Well – it’s happened …..
Circle, a company which is part-listed on the London Stock Exchange and has many ex-Goldman Sachs etc. employees, is to take over Hinchingbrooke hospital in Huntingdon, Cambridgeshire, from 1 February 2012.
So do we welcome this – or not?
Will Circle provide American-style efficiency
- offering diagnostics such as MRI scans 24/7?
- 2nd opinions as a matter of course?
- Patient-centred medicine?
And all the other good elements of healthcare that are taken for granted abroad?
Or is this going to be another watered down contract where firms cherry-pick the best and most profitable parts, NHS administrators who haven’t a clue pass contracts, and the PBP (poor bxxxxy patient) is left picking up the pieces?

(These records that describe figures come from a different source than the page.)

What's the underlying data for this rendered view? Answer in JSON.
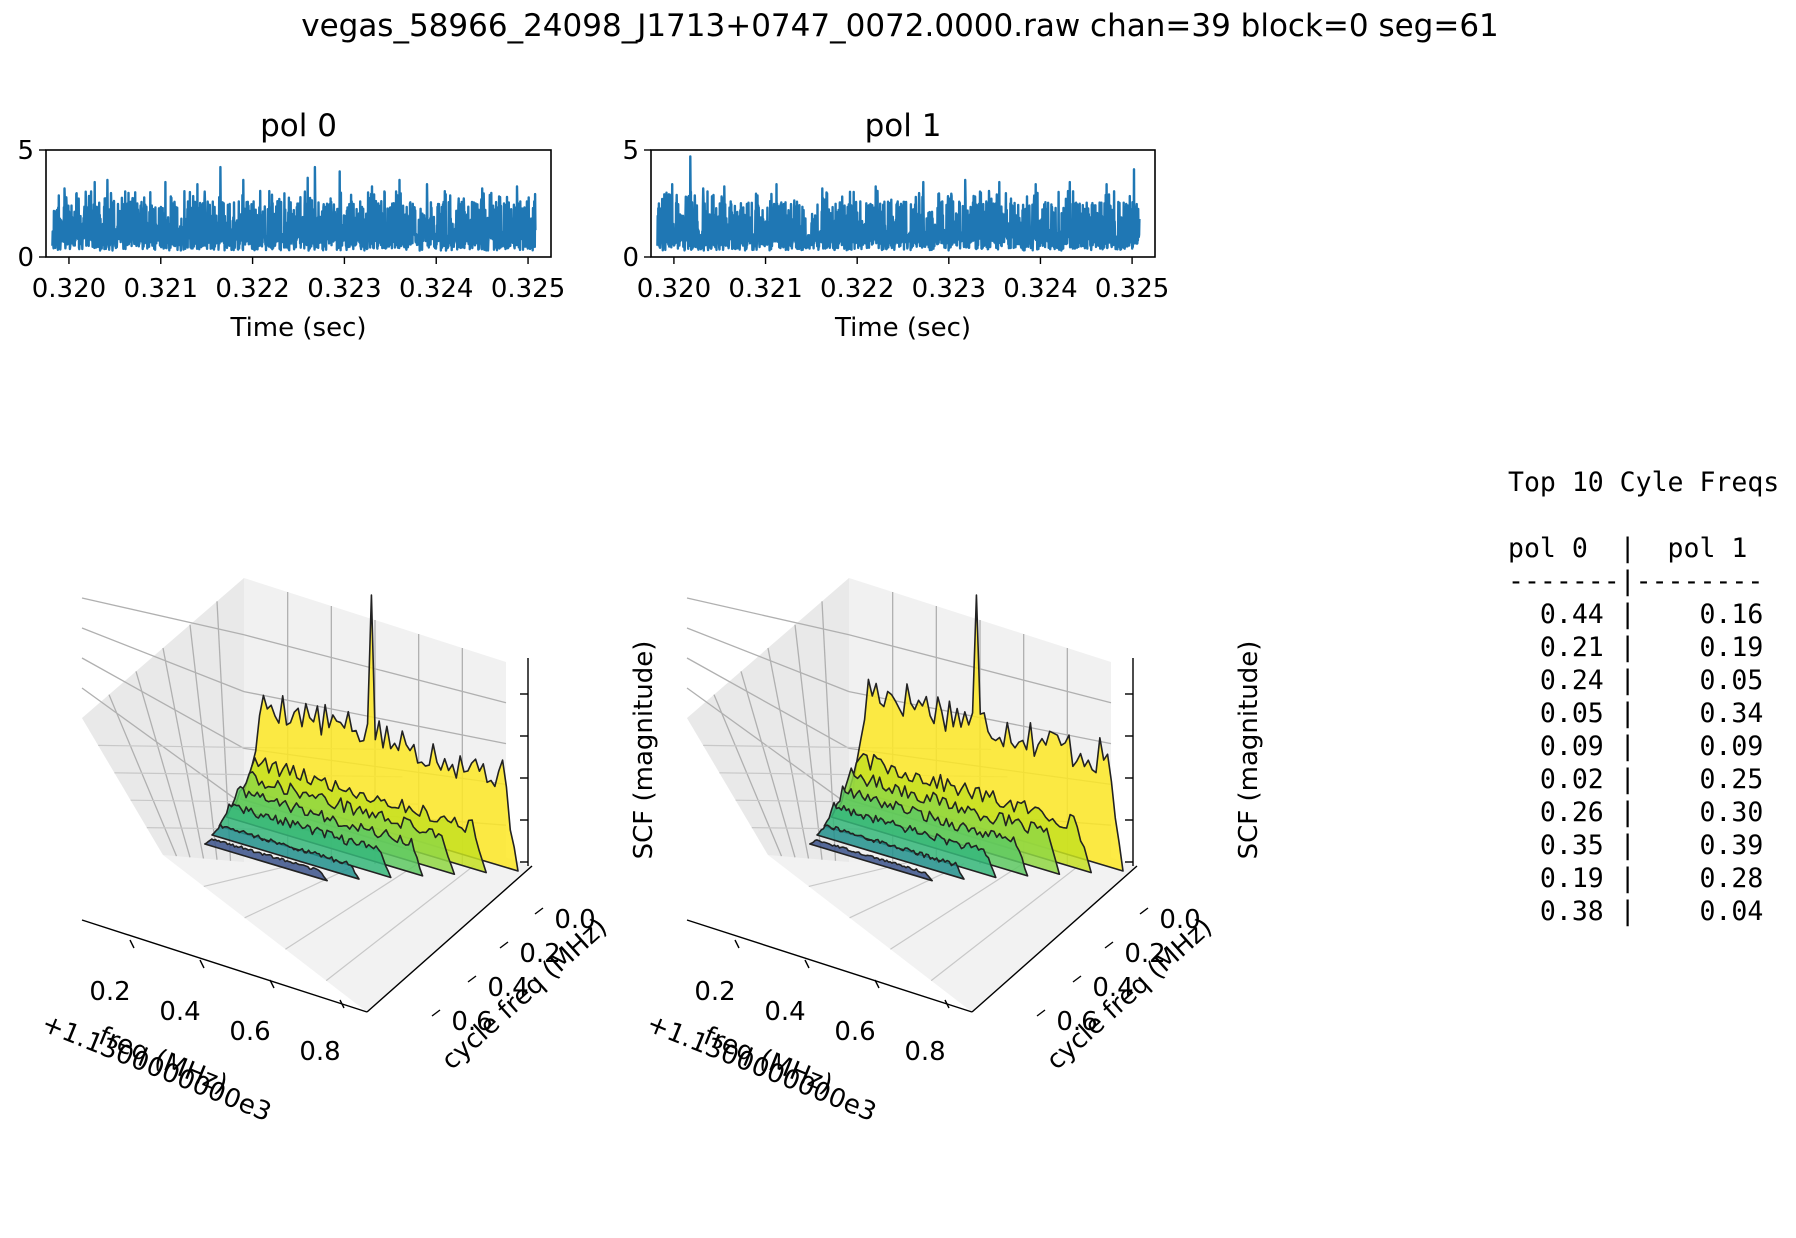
{
  "title": "vegas_58966_24098_J1713+0747_0072.0000.raw chan=39 block=0 seg=61",
  "chart_data": [
    {
      "type": "line",
      "title": "pol 0",
      "xlabel": "Time (sec)",
      "ylabel": "",
      "xlim": [
        0.31975,
        0.32525
      ],
      "ylim": [
        0,
        5
      ],
      "xticks": [
        "0.320",
        "0.321",
        "0.322",
        "0.323",
        "0.324",
        "0.325"
      ],
      "yticks": [
        "0",
        "5"
      ],
      "color": "#1f77b4",
      "series": [
        {
          "x_range": [
            0.31982,
            0.32508
          ],
          "points": 1600,
          "typical_range": [
            0.3,
            2.6
          ],
          "max": 4.2,
          "spikes": [
            [
              0.31995,
              3.2
            ],
            [
              0.32028,
              3.5
            ],
            [
              0.32042,
              3.6
            ],
            [
              0.32105,
              3.5
            ],
            [
              0.3214,
              3.4
            ],
            [
              0.32165,
              4.2
            ],
            [
              0.3219,
              3.6
            ],
            [
              0.3226,
              3.7
            ],
            [
              0.32268,
              4.2
            ],
            [
              0.32295,
              4.0
            ],
            [
              0.3233,
              3.3
            ],
            [
              0.3236,
              3.6
            ],
            [
              0.3239,
              3.4
            ],
            [
              0.3245,
              3.2
            ],
            [
              0.32488,
              3.3
            ]
          ]
        }
      ]
    },
    {
      "type": "line",
      "title": "pol 1",
      "xlabel": "Time (sec)",
      "ylabel": "",
      "xlim": [
        0.31975,
        0.32525
      ],
      "ylim": [
        0,
        5
      ],
      "xticks": [
        "0.320",
        "0.321",
        "0.322",
        "0.323",
        "0.324",
        "0.325"
      ],
      "yticks": [
        "0",
        "5"
      ],
      "color": "#1f77b4",
      "series": [
        {
          "x_range": [
            0.31982,
            0.32508
          ],
          "points": 1600,
          "typical_range": [
            0.3,
            2.6
          ],
          "max": 4.7,
          "spikes": [
            [
              0.31998,
              3.4
            ],
            [
              0.32018,
              4.7
            ],
            [
              0.32032,
              3.2
            ],
            [
              0.32055,
              3.3
            ],
            [
              0.32112,
              3.4
            ],
            [
              0.32162,
              3.2
            ],
            [
              0.3222,
              3.3
            ],
            [
              0.32272,
              3.5
            ],
            [
              0.32318,
              3.6
            ],
            [
              0.32355,
              3.5
            ],
            [
              0.32395,
              3.4
            ],
            [
              0.32432,
              3.5
            ],
            [
              0.32472,
              3.4
            ],
            [
              0.32502,
              4.1
            ]
          ]
        }
      ]
    },
    {
      "type": "area",
      "subtype": "3d-waterfall",
      "title": "",
      "xlabel": "freq (MHz)",
      "x_offset_label": "+1.1300000000e3",
      "ylabel": "cycle freq (MHz)",
      "zlabel": "SCF (magnitude)",
      "xticks": [
        "0.2",
        "0.4",
        "0.6",
        "0.8"
      ],
      "yticks": [
        "0.0",
        "0.2",
        "0.4",
        "0.6"
      ],
      "colormap": "viridis",
      "ridges": [
        {
          "cycle_freq": 0.0,
          "color": "#fde725",
          "level": 0.62,
          "peak": 1.0
        },
        {
          "cycle_freq": 0.1,
          "color": "#c5e021",
          "level": 0.28,
          "peak": 0.5
        },
        {
          "cycle_freq": 0.2,
          "color": "#90d743",
          "level": 0.24,
          "peak": 0.45
        },
        {
          "cycle_freq": 0.3,
          "color": "#5ec962",
          "level": 0.2,
          "peak": 0.35
        },
        {
          "cycle_freq": 0.4,
          "color": "#35b779",
          "level": 0.16,
          "peak": 0.3
        },
        {
          "cycle_freq": 0.5,
          "color": "#21918c",
          "level": 0.08,
          "peak": 0.18
        },
        {
          "cycle_freq": 0.6,
          "color": "#3b528b",
          "level": 0.05,
          "peak": 0.12
        }
      ]
    },
    {
      "type": "area",
      "subtype": "3d-waterfall",
      "title": "",
      "xlabel": "freq (MHz)",
      "x_offset_label": "+1.1300000000e3",
      "ylabel": "cycle freq (MHz)",
      "zlabel": "SCF (magnitude)",
      "xticks": [
        "0.2",
        "0.4",
        "0.6",
        "0.8"
      ],
      "yticks": [
        "0.0",
        "0.2",
        "0.4",
        "0.6"
      ],
      "colormap": "viridis",
      "ridges": [
        {
          "cycle_freq": 0.0,
          "color": "#fde725",
          "level": 0.72,
          "peak": 1.0
        },
        {
          "cycle_freq": 0.1,
          "color": "#c5e021",
          "level": 0.3,
          "peak": 0.5
        },
        {
          "cycle_freq": 0.2,
          "color": "#90d743",
          "level": 0.25,
          "peak": 0.42
        },
        {
          "cycle_freq": 0.3,
          "color": "#5ec962",
          "level": 0.2,
          "peak": 0.35
        },
        {
          "cycle_freq": 0.4,
          "color": "#35b779",
          "level": 0.15,
          "peak": 0.28
        },
        {
          "cycle_freq": 0.5,
          "color": "#21918c",
          "level": 0.08,
          "peak": 0.16
        },
        {
          "cycle_freq": 0.6,
          "color": "#3b528b",
          "level": 0.04,
          "peak": 0.1
        }
      ]
    },
    {
      "type": "table",
      "title": "Top 10 Cyle Freqs",
      "columns": [
        "pol 0",
        "pol 1"
      ],
      "separator": "-------|--------",
      "rows": [
        [
          "0.44",
          "0.16"
        ],
        [
          "0.21",
          "0.19"
        ],
        [
          "0.24",
          "0.05"
        ],
        [
          "0.05",
          "0.34"
        ],
        [
          "0.09",
          "0.09"
        ],
        [
          "0.02",
          "0.25"
        ],
        [
          "0.26",
          "0.30"
        ],
        [
          "0.35",
          "0.39"
        ],
        [
          "0.19",
          "0.28"
        ],
        [
          "0.38",
          "0.04"
        ]
      ]
    }
  ]
}
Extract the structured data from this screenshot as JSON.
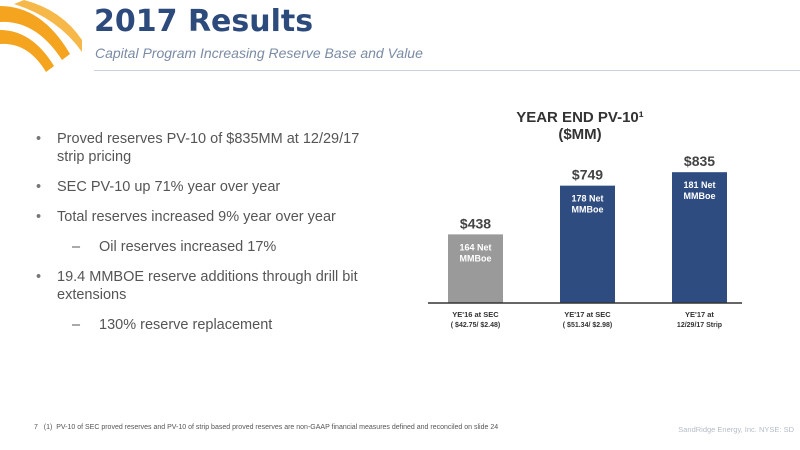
{
  "header": {
    "title": "2017 Results",
    "subtitle": "Capital Program Increasing Reserve Base and Value"
  },
  "bullets": [
    {
      "level": 1,
      "text": "Proved reserves PV-10 of $835MM at 12/29/17 strip pricing"
    },
    {
      "level": 1,
      "text": "SEC PV-10 up 71% year over year"
    },
    {
      "level": 1,
      "text": "Total reserves increased 9% year over year"
    },
    {
      "level": 2,
      "text": "Oil reserves increased 17%"
    },
    {
      "level": 1,
      "text": "19.4 MMBOE reserve additions through drill bit extensions"
    },
    {
      "level": 2,
      "text": "130% reserve replacement"
    }
  ],
  "chart_title": {
    "line1": "YEAR END PV-10¹",
    "line2": "($MM)"
  },
  "chart_data": {
    "type": "bar",
    "title": "YEAR END PV-10¹ ($MM)",
    "categories": [
      {
        "line1": "YE'16 at SEC",
        "line2": "( $42.75/ $2.48)"
      },
      {
        "line1": "YE'17 at SEC",
        "line2": "( $51.34/ $2.98)"
      },
      {
        "line1": "YE'17 at",
        "line2": "12/29/17 Strip"
      }
    ],
    "values": [
      438,
      749,
      835
    ],
    "value_labels": [
      "$438",
      "$749",
      "$835"
    ],
    "inner_labels": [
      {
        "line1": "164 Net",
        "line2": "MMBoe"
      },
      {
        "line1": "178 Net",
        "line2": "MMBoe"
      },
      {
        "line1": "181 Net",
        "line2": "MMBoe"
      }
    ],
    "colors": [
      "#9a9a9a",
      "#2f4c80",
      "#2f4c80"
    ],
    "ylim": [
      0,
      900
    ],
    "grid": false
  },
  "footer": {
    "page": "7",
    "footnote_marker": "(1)",
    "footnote": "PV-10 of SEC proved reserves and PV-10 of strip based proved reserves are non-GAAP financial measures defined and reconciled on slide 24",
    "company": "SandRidge Energy, Inc. NYSE: SD"
  },
  "logo": {
    "icon": "sandridge-logo-arc-icon",
    "colors": [
      "#f4a41e",
      "#2c4a7c"
    ]
  }
}
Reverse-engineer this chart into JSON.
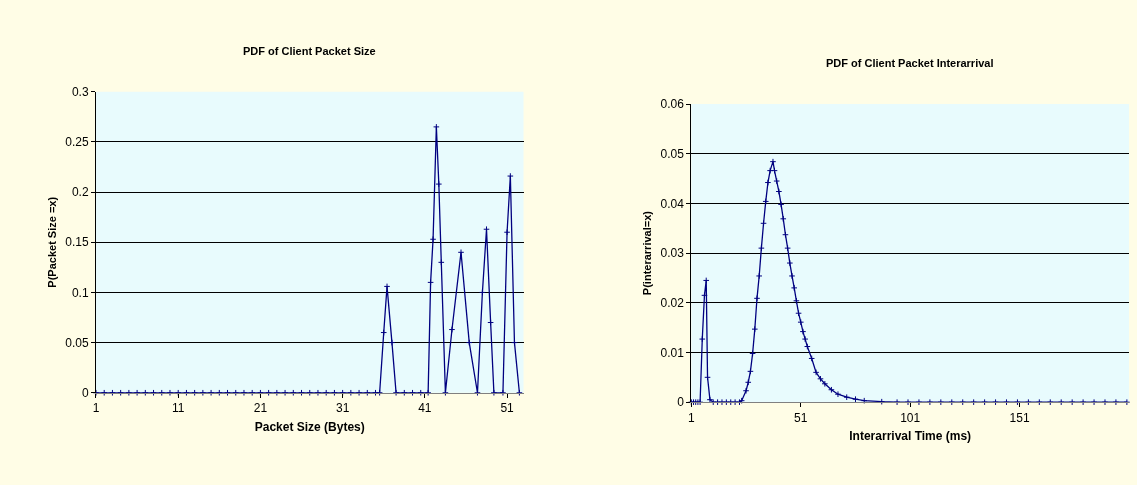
{
  "chart_data": [
    {
      "type": "line",
      "title": "PDF of Client Packet Size",
      "xlabel": "Packet Size (Bytes)",
      "ylabel": "P(Packet Size =x)",
      "x": [
        1,
        2,
        3,
        4,
        5,
        6,
        7,
        8,
        9,
        10,
        11,
        12,
        13,
        14,
        15,
        16,
        17,
        18,
        19,
        20,
        21,
        22,
        23,
        24,
        25,
        26,
        27,
        28,
        29,
        30,
        31,
        32,
        33,
        34,
        35,
        35.5,
        36,
        36.4,
        37,
        37.5,
        38.5,
        39.5,
        40.5,
        41.4,
        41.7,
        42.0,
        42.4,
        42.7,
        43.0,
        43.5,
        44.3,
        45.4,
        46.4,
        47.4,
        48.0,
        48.5,
        49.0,
        49.4,
        50.5,
        51.0,
        51.4,
        51.9,
        52.5
      ],
      "series": [
        {
          "color": "#000080",
          "values": [
            0,
            0,
            0,
            0,
            0,
            0,
            0,
            0,
            0,
            0,
            0,
            0,
            0,
            0,
            0,
            0,
            0,
            0,
            0,
            0,
            0,
            0,
            0,
            0,
            0,
            0,
            0,
            0,
            0,
            0,
            0,
            0,
            0,
            0,
            0,
            0,
            0.06,
            0.106,
            0.05,
            0,
            0,
            0,
            0,
            0,
            0.11,
            0.153,
            0.265,
            0.208,
            0.13,
            0,
            0.063,
            0.14,
            0.05,
            0,
            0.1,
            0.163,
            0.07,
            0,
            0,
            0.16,
            0.216,
            0.05,
            0
          ]
        }
      ],
      "xlim": [
        1,
        53
      ],
      "xticks": [
        1,
        11,
        21,
        31,
        41,
        51
      ],
      "ylim": [
        0,
        0.3
      ],
      "yticks": [
        0,
        0.05,
        0.1,
        0.15,
        0.2,
        0.25,
        0.3
      ],
      "grid": "y",
      "marker": "cross",
      "line_style": "solid"
    },
    {
      "type": "line",
      "title": "PDF of Client Packet Interarrival",
      "xlabel": "Interarrival Time (ms)",
      "ylabel": "P(interarrival=x)",
      "x": [
        1,
        2,
        3,
        4,
        5,
        6,
        7,
        7.8,
        8.4,
        9.5,
        11,
        13,
        15,
        17,
        19,
        21,
        23,
        24,
        26,
        27,
        28,
        29,
        30,
        31,
        32,
        33,
        34,
        35,
        36,
        37,
        38.3,
        39,
        40,
        41,
        42,
        43,
        44,
        45,
        46,
        47,
        48,
        49,
        50,
        51,
        52,
        53,
        54,
        56,
        58,
        60,
        62,
        65,
        68,
        72,
        76,
        80,
        88,
        95,
        100,
        105,
        110,
        115,
        120,
        125,
        130,
        135,
        140,
        145,
        150,
        155,
        160,
        165,
        170,
        175,
        180,
        185,
        190,
        195,
        200
      ],
      "series": [
        {
          "color": "#000080",
          "values": [
            0,
            0,
            0,
            0,
            0,
            0.0127,
            0.0215,
            0.0245,
            0.005,
            0.0005,
            0,
            0,
            0,
            0,
            0,
            0,
            0,
            0.0003,
            0.0023,
            0.004,
            0.0062,
            0.0098,
            0.0147,
            0.0209,
            0.0254,
            0.031,
            0.036,
            0.0404,
            0.0442,
            0.0466,
            0.0484,
            0.0466,
            0.0445,
            0.0424,
            0.0398,
            0.0369,
            0.0337,
            0.031,
            0.028,
            0.0254,
            0.023,
            0.0204,
            0.0179,
            0.0161,
            0.0142,
            0.0127,
            0.0112,
            0.0088,
            0.006,
            0.0047,
            0.0037,
            0.0025,
            0.0016,
            0.001,
            0.0006,
            0.0003,
            0.0001,
            0,
            0,
            0,
            0,
            0,
            0,
            0,
            0,
            0,
            0,
            0,
            0,
            0,
            0,
            0,
            0,
            0,
            0,
            0,
            0,
            0,
            0
          ]
        }
      ],
      "xlim": [
        1,
        201
      ],
      "xticks": [
        1,
        51,
        101,
        151
      ],
      "ylim": [
        0,
        0.06
      ],
      "yticks": [
        0,
        0.01,
        0.02,
        0.03,
        0.04,
        0.05,
        0.06
      ],
      "grid": "y",
      "marker": "cross",
      "line_style": "solid"
    }
  ]
}
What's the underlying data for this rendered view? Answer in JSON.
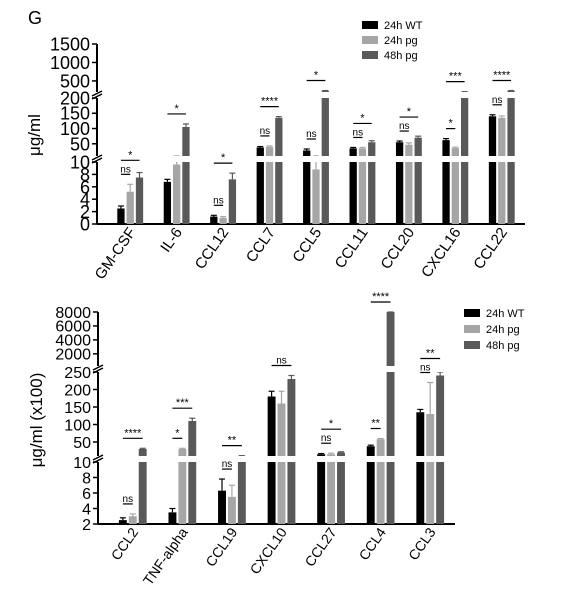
{
  "panel_label": "G",
  "chart_data": [
    {
      "type": "bar",
      "ylabel": "μg/ml",
      "categories": [
        "GM-CSF",
        "IL-6",
        "CCL12",
        "CCL7",
        "CCL5",
        "CCL11",
        "CCL20",
        "CXCL16",
        "CCL22"
      ],
      "series": [
        {
          "name": "24h WT",
          "color": "#000000",
          "values": [
            2.5,
            6.8,
            1.2,
            38,
            28,
            35,
            55,
            62,
            140
          ],
          "errors": [
            0.4,
            0.4,
            0.2,
            3,
            5,
            3,
            4,
            5,
            5
          ]
        },
        {
          "name": "24h pg",
          "color": "#a6a6a6",
          "values": [
            5.2,
            9.6,
            1.0,
            40,
            8.8,
            35,
            47,
            36,
            135
          ],
          "errors": [
            1.2,
            0.5,
            0.2,
            3,
            1.5,
            3,
            6,
            3,
            6
          ]
        },
        {
          "name": "48h pg",
          "color": "#595959",
          "values": [
            7.5,
            105,
            7.2,
            135,
            230,
            55,
            70,
            200,
            230
          ],
          "errors": [
            0.8,
            10,
            1.0,
            4,
            10,
            5,
            5,
            10,
            10
          ]
        }
      ],
      "significance": [
        {
          "category": 0,
          "pair": "12",
          "label": "ns"
        },
        {
          "category": 0,
          "pair": "13",
          "label": "*"
        },
        {
          "category": 1,
          "pair": "13",
          "label": "*"
        },
        {
          "category": 2,
          "pair": "12",
          "label": "ns"
        },
        {
          "category": 2,
          "pair": "13",
          "label": "*"
        },
        {
          "category": 3,
          "pair": "12",
          "label": "ns"
        },
        {
          "category": 3,
          "pair": "13",
          "label": "****"
        },
        {
          "category": 4,
          "pair": "12",
          "label": "ns"
        },
        {
          "category": 4,
          "pair": "13",
          "label": "*"
        },
        {
          "category": 5,
          "pair": "12",
          "label": "ns"
        },
        {
          "category": 5,
          "pair": "13",
          "label": "*"
        },
        {
          "category": 6,
          "pair": "12",
          "label": "ns"
        },
        {
          "category": 6,
          "pair": "13",
          "label": "*"
        },
        {
          "category": 7,
          "pair": "12",
          "label": "*"
        },
        {
          "category": 7,
          "pair": "13",
          "label": "***"
        },
        {
          "category": 8,
          "pair": "12",
          "label": "ns"
        },
        {
          "category": 8,
          "pair": "13",
          "label": "****"
        }
      ],
      "y_segments": [
        {
          "range": [
            0,
            10
          ],
          "ticks": [
            0,
            2,
            4,
            6,
            8,
            10
          ]
        },
        {
          "range": [
            10,
            200
          ],
          "ticks": [
            10,
            50,
            100,
            150,
            200
          ]
        },
        {
          "range": [
            200,
            1500
          ],
          "ticks": [
            500,
            1000,
            1500
          ]
        }
      ],
      "legend_position": "top-right"
    },
    {
      "type": "bar",
      "ylabel": "μg/ml (x100)",
      "categories": [
        "CCL2",
        "TNF-alpha",
        "CCL19",
        "CXCL10",
        "CCL27",
        "CCL4",
        "CCL3"
      ],
      "series": [
        {
          "name": "24h WT",
          "color": "#000000",
          "values": [
            2.5,
            3.5,
            6.3,
            180,
            15,
            38,
            135
          ],
          "errors": [
            0.3,
            0.5,
            1.5,
            15,
            2,
            3,
            8
          ]
        },
        {
          "name": "24h pg",
          "color": "#a6a6a6",
          "values": [
            3.0,
            30,
            5.5,
            160,
            15,
            58,
            130
          ],
          "errors": [
            0.3,
            2,
            1.5,
            35,
            3,
            2,
            90
          ]
        },
        {
          "name": "48h pg",
          "color": "#595959",
          "values": [
            30,
            110,
            10.5,
            230,
            20,
            8500,
            240
          ],
          "errors": [
            2,
            8,
            0.5,
            10,
            2,
            150,
            10
          ]
        }
      ],
      "significance": [
        {
          "category": 0,
          "pair": "12",
          "label": "ns"
        },
        {
          "category": 0,
          "pair": "13",
          "label": "****"
        },
        {
          "category": 1,
          "pair": "12",
          "label": "*"
        },
        {
          "category": 1,
          "pair": "13",
          "label": "***"
        },
        {
          "category": 2,
          "pair": "12",
          "label": "ns"
        },
        {
          "category": 2,
          "pair": "13",
          "label": "**"
        },
        {
          "category": 3,
          "pair": "13",
          "label": "ns"
        },
        {
          "category": 4,
          "pair": "12",
          "label": "ns"
        },
        {
          "category": 4,
          "pair": "13",
          "label": "*"
        },
        {
          "category": 5,
          "pair": "12",
          "label": "**"
        },
        {
          "category": 5,
          "pair": "13",
          "label": "****"
        },
        {
          "category": 6,
          "pair": "12",
          "label": "ns"
        },
        {
          "category": 6,
          "pair": "13",
          "label": "**"
        }
      ],
      "y_segments": [
        {
          "range": [
            2,
            10
          ],
          "ticks": [
            2,
            4,
            6,
            8,
            10
          ]
        },
        {
          "range": [
            10,
            250
          ],
          "ticks": [
            10,
            50,
            100,
            150,
            200,
            250
          ]
        },
        {
          "range": [
            250,
            8000
          ],
          "ticks": [
            2000,
            4000,
            6000,
            8000
          ]
        }
      ],
      "legend_position": "top-right"
    }
  ]
}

Looking at a Circle hospital video, it all looks brilliant:
However, promising us Michelin-starred food and Mandarin Oriental hotel services is going a bit OTT, particularly as the Mandarin’s flagship hotel, the Hyde Park, has been transformed to look like an undertaker’s parlour. And although the company has signed a contract to maintain services, unions fear staff numbers could be cut.
What’s the deal?
Hinchingbrooke hospital faced an uncertain future, and the possibility of closure, because of long-term financial problems. With about £40m of debt, its financial status has been given a high risk red rating by the NHS.
The franchise deal with Circle was developed after concerns that the hospital had become unviable, and a local campaign to maintain services. Now, will that debt be repaid to the NHS, or will Circle come in with a clear balance sheet?
Circle describes itself as a social enterprise because 49.9% is owned by a partnership of employees. Others see it as a private business as the rest is owned by its parent company, Circle Holdings, which is listed on the stock market.
Dr Stephen Dunn, from the NHS in the East of England, says the hospital will continue to be paid at NHS rates for its work while it is being run by Circle. For those of us who watch the way the NHS can waste money, having tight budgetary control could mean NHS money being spent where it was needed, rather than on grandiose schemes.
But for anyone living in the Huntingdon area, this must be worrying times, and it would be well that as many patients as possible get involved.
For the moment this deal is a one off, but other hospitals are struggling financially. About 20 in England have been named by ministers as being unviable in their current form.
If Circle manages to maintain the range and standards of care at Hinchingbrooke, but cut costs, that in itself could put pressure on NHS managers at other hospitals to do the same.
Circle might just suceed and they certainly seemed to have grasped the concept that many hospital services are under-utilised. Saying they are trying to use assets like the operating theatres more effectively, they are following what Gerry Robinson and so many others advocate, but NHS won’t put in place.
“It’s a hugely original deal – we’ve managed to avoid the possibility of closing the hospital. We’ve got a solution to the debt – and have plans that allow us to meet the efficiency challenges the NHS faces.”
Any significant changes in services at the hospital will have to be agreed with the local NHS and the public will have to be consulted. So if you live locally, make sure you are involved.
Circle chief executive Ali Parsa says “We want to create a John Lewis-style model with everyone who works there in charge of the hospital, letting them own the problems and solve them. We will try everything we can to make this small hospital viable – if we can how fantastic would that be?”
Local GPs, now in a group getting ready to plan and buy services for the area, have been pressing for the deal to be signed off. They wrote to the prime minister to express concerns about the delay.
The deal is potentially politically controversial and not all are convinced this is the only solution to keeping Hinchingbrooke open.
Public sector union Unison’s head of health, Christina McAnea, said a new management team could have been found without putting a contract out to tender.
If Circle can pull this off, it could see the start of more efficient patient care – if they can’t …. it doesn’t bear thinking about.
But the way the NHS is currently crumbling, any company with basic good management has got to be able to offer a better service than patients get currently. Every time I go past a silent department at weekends, or see theatres closed on a Friday for the weekend shut-down, I shudder at the waste.